Of course, the other difficult question, a further injustice, involves why the leaders of genocidal aggressions so often evade being called to account by the UN, its International Court, or other ad hoc, but official, national tribunals. That registers like tacit approval, an open license for more genocidal horrors. Some have been prominently held to account, of course: the Nazi leaders after WWII, Milosevic after Bosnia and Herzegovina, and a few others from time to time. But the clear impression in most cases is that those genocidal leaders are not or cannot be held to account for their transgressions against humanity. Perhaps the new International Criminal Court will be more effective, but don’t hold your breath—especially with the U.S. pointedly refusing to be bound by it.
It is the practical, protective realities of national sovereignty in some cases. In others, it is the frustrating allied relationships among geopolitical, ethnic or sectarian factions that provide shelter. And sometimes it seems there just isn’t enough continuing rage and impassioned principle remaining to continue to press the issue. Rationalizations also abound: perhaps the death toll hasn’t reached some sufficient threshold for international outrage; or, perhaps it is dismissed as just an incorrigible part of the world doing what it sometimes does.
And so, I've become resigned to the episodic expressions of genocide. Steeped in the details and trade-offs of geopolitical considerations and national realities, passion gives way to practicality. For these horrific challenges seldom admit of resolutions as tidy, honorable and unsullied as our principles and passions. My eyes feel sad, tired when I reflect on the fact that genocide really is part of the human condition, the potential of man—that the ever-present dark side of man is really that dark. And given the continuing depth of ethnic and religious hatred, there will continue to be incidents of genocide in our world. Disheartening as it is likely, genocide may always be with us.

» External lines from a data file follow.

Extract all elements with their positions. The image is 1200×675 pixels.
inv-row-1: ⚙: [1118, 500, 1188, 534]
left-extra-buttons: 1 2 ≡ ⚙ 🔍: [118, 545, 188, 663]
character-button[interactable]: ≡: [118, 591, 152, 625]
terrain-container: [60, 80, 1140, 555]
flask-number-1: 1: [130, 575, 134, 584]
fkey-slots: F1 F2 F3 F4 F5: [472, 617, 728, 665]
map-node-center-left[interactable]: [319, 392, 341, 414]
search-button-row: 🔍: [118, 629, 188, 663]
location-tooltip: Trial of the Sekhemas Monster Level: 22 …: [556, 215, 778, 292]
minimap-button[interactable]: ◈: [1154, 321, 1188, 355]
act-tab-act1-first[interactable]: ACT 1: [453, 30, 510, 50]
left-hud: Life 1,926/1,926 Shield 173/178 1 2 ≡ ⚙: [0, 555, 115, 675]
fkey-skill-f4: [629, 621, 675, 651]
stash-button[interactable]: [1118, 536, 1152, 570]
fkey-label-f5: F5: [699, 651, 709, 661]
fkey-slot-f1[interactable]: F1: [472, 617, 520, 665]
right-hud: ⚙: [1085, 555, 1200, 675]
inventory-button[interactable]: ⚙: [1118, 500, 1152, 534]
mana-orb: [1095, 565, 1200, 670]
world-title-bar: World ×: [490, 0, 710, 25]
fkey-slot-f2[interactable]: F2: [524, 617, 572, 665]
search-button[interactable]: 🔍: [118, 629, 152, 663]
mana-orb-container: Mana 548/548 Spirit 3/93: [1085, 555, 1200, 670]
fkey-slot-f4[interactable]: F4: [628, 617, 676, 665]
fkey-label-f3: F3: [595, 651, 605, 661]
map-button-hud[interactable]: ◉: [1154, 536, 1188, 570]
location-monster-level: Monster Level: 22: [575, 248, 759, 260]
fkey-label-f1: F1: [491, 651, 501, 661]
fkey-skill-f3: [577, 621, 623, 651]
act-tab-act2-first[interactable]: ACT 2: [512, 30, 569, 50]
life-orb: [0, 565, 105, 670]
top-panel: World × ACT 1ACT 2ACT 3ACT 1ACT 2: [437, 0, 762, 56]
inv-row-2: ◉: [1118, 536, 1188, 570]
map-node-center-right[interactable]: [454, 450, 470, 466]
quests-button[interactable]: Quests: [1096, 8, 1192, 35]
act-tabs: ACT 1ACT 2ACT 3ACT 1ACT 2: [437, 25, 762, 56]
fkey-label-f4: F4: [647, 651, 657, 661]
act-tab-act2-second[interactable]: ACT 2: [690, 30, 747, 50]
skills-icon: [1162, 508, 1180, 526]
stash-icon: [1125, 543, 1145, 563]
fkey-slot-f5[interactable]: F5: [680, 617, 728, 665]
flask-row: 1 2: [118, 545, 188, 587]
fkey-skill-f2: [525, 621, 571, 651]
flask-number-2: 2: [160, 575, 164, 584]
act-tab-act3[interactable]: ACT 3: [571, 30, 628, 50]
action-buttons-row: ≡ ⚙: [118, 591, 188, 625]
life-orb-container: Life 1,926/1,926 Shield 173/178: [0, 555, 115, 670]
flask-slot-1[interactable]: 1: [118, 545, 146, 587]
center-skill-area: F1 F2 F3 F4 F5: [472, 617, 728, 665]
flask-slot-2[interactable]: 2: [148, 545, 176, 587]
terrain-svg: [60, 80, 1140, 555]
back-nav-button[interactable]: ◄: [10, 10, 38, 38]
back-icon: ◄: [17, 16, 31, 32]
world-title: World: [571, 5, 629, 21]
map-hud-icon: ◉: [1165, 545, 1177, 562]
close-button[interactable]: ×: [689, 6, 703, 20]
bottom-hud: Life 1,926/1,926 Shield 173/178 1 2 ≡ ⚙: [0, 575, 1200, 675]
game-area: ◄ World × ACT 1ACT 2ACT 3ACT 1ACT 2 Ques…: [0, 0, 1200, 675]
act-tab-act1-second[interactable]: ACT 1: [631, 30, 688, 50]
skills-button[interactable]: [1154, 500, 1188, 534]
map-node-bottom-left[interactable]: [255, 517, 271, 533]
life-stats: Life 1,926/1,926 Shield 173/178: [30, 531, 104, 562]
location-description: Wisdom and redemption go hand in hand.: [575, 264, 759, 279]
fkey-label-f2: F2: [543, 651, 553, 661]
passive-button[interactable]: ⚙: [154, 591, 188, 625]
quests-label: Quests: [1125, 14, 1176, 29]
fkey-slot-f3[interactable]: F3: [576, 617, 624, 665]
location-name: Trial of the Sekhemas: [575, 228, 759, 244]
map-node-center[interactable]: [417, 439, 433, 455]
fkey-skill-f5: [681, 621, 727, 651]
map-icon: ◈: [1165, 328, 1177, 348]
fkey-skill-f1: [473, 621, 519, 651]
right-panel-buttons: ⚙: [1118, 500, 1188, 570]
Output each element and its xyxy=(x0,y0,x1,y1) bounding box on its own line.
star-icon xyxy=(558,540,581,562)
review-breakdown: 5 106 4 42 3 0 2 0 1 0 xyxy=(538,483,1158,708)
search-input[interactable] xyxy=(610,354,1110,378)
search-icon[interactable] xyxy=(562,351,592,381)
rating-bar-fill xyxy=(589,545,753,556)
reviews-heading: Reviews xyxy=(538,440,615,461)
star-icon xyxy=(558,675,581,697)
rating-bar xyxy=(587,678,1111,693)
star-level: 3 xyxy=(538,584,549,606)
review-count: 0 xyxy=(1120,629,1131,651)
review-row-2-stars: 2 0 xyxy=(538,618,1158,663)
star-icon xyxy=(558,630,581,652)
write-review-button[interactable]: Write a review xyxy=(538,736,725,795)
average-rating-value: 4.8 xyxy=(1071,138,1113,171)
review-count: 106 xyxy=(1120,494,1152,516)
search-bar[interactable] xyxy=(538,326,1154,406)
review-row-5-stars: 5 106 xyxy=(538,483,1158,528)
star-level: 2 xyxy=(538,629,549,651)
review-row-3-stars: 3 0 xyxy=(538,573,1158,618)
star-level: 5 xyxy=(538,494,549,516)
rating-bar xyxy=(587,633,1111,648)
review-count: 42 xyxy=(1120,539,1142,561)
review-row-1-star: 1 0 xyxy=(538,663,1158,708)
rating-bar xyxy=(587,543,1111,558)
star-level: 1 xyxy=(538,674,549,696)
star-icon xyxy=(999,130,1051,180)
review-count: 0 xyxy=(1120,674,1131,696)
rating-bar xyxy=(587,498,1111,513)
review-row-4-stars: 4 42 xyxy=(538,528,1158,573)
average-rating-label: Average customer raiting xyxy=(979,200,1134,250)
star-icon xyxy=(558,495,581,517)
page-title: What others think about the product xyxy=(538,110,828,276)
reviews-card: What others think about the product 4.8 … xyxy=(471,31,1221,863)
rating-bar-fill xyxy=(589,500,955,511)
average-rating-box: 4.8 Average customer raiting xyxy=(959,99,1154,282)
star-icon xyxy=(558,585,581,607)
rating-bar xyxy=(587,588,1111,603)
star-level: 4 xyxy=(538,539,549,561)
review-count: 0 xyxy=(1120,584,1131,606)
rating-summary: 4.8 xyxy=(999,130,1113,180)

But if we must sometimes concede with resignation that there’s just nothing more we can realistically do—however true it may be—we are still painfully and rightly aware that it falls well short of lifting the burden on our collective consciences. And although there are the few, the gifted ones, who are able to see or understand God even in these horrific circumstances, for most everyone else whose lives cross the path of genocide, it seems like hell on earth.